Durante as investigações da prática de crimes de corrupção ativa e passiva, delitos previstos no Art. 317 e 333 do Código Penal, a autoridade policial representou pela interceptação dos ramais telefônicos de dois investigados. Sobre a medida de interceptação telefônica, aponte a afirmação correta.
- A)O juiz deve decidir o pedido no prazo de 48 horas.
Errada, porque o juiz deve decidir o pedido em 24 horas, conforme a Lei 9.296/1996, e não em 48 horas.

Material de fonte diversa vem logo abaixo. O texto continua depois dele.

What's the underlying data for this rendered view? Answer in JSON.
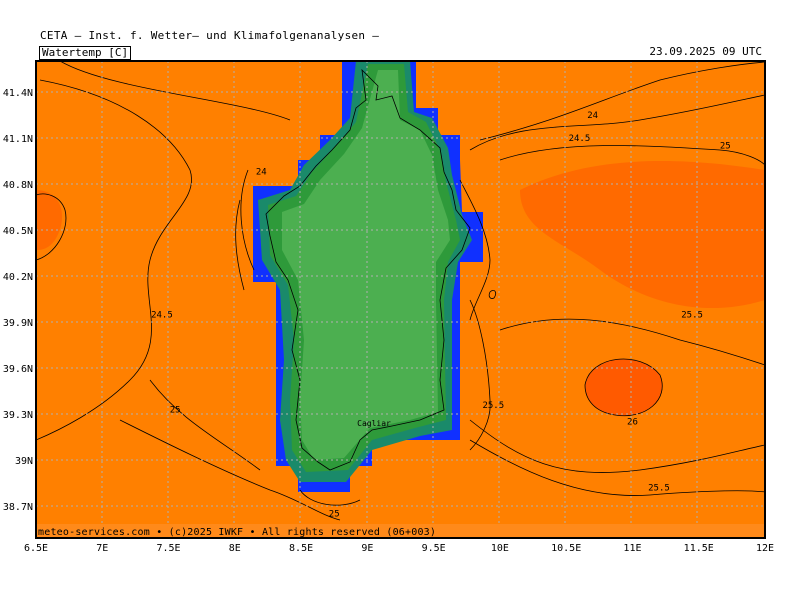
{
  "header": {
    "institute": "CETA – Inst. f. Wetter– und Klimafolgenanalysen –"
  },
  "panel": {
    "variable": "Watertemp [C]",
    "valid_time": "23.09.2025 09 UTC"
  },
  "footer": {
    "credit": "meteo-services.com • (c)2025 IWKF • All rights reserved (06+003)"
  },
  "axes": {
    "lon_ticks": [
      "6.5E",
      "7E",
      "7.5E",
      "8E",
      "8.5E",
      "9E",
      "9.5E",
      "10E",
      "10.5E",
      "11E",
      "11.5E",
      "12E"
    ],
    "lat_ticks": [
      "41.4N",
      "41.1N",
      "40.8N",
      "40.5N",
      "40.2N",
      "39.9N",
      "39.6N",
      "39.3N",
      "39N",
      "38.7N"
    ]
  },
  "contour_labels": [
    {
      "text": "24",
      "lon": 10.7,
      "lat": 41.25
    },
    {
      "text": "24.5",
      "lon": 10.6,
      "lat": 41.1
    },
    {
      "text": "25",
      "lon": 11.7,
      "lat": 41.05
    },
    {
      "text": "24",
      "lon": 8.2,
      "lat": 40.88
    },
    {
      "text": "24.5",
      "lon": 7.45,
      "lat": 39.95
    },
    {
      "text": "25",
      "lon": 7.55,
      "lat": 39.33
    },
    {
      "text": "25.5",
      "lon": 11.45,
      "lat": 39.95
    },
    {
      "text": "25.5",
      "lon": 9.95,
      "lat": 39.36
    },
    {
      "text": "26",
      "lon": 11.0,
      "lat": 39.25
    },
    {
      "text": "25.5",
      "lon": 11.2,
      "lat": 38.82
    },
    {
      "text": "25",
      "lon": 8.75,
      "lat": 38.65
    },
    {
      "text": "Cagliar",
      "lon": 9.05,
      "lat": 39.24
    }
  ],
  "colors": {
    "sea": "#ff8000",
    "sea_warm": "#ff6a00",
    "land_green": "#4caf50",
    "land_dark": "#2e9a3a",
    "teal": "#1a8a6a",
    "blue": "#1030ff"
  }
}
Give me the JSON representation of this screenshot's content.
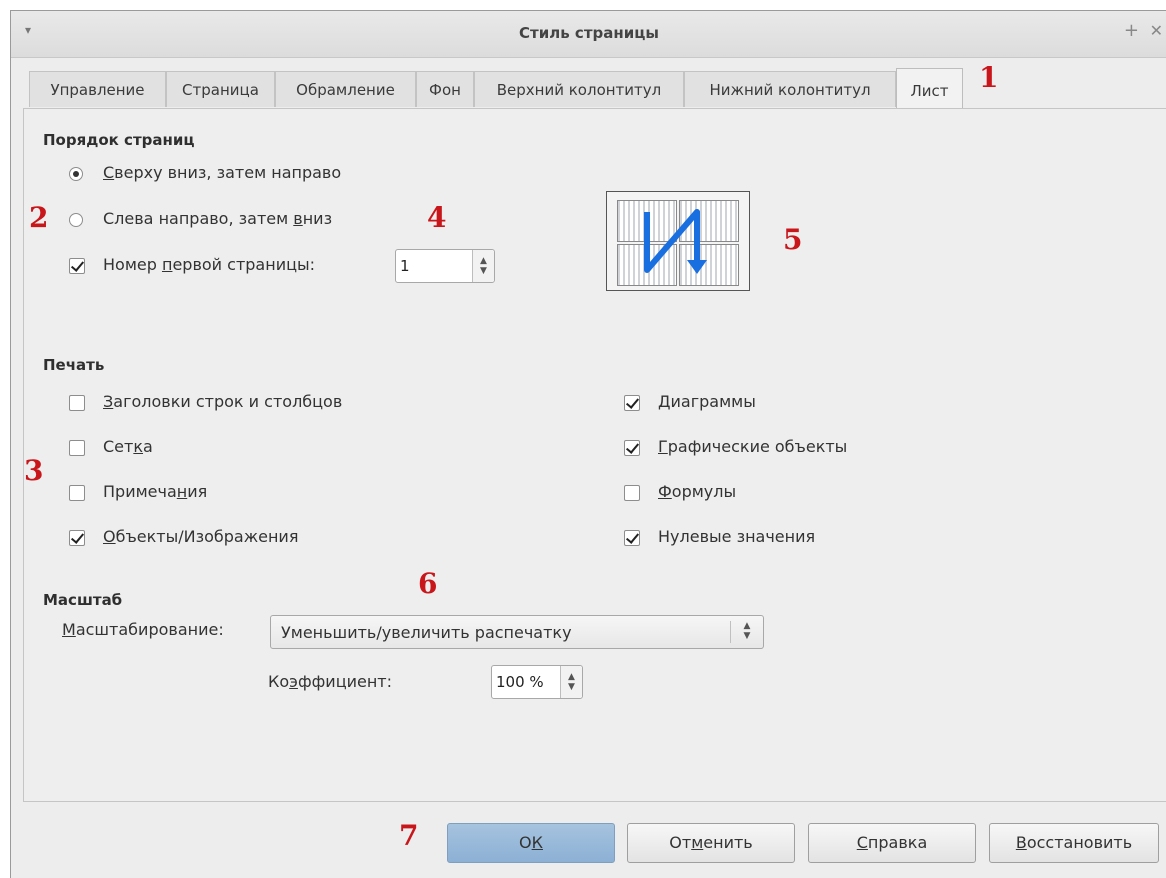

- B)Durante a fase de investigação criminal, apenas o delegado de polícia pode requerer a interceptação.
Errada, porque na fase investigatória o pedido pode ser formulado também pelo Ministério Público, não apenas pelo delegado.
- C)Preenchidos seus requisitos, a interceptação das comunicações telefônicas não poderá exceder o prazo de quinze dias, sem possibilidade de renovação.
Errada, porque o prazo inicial é de 15 dias, mas a lei admite renovação por igual período quando houver indispensabilidade.
- D)A interceptação é admissível no caso de crime punido com pena de detenção ou reclusão.
Errada, porque a interceptação telefônica só é admitida, em regra, para infrações punidas com reclusão, e não para detenção.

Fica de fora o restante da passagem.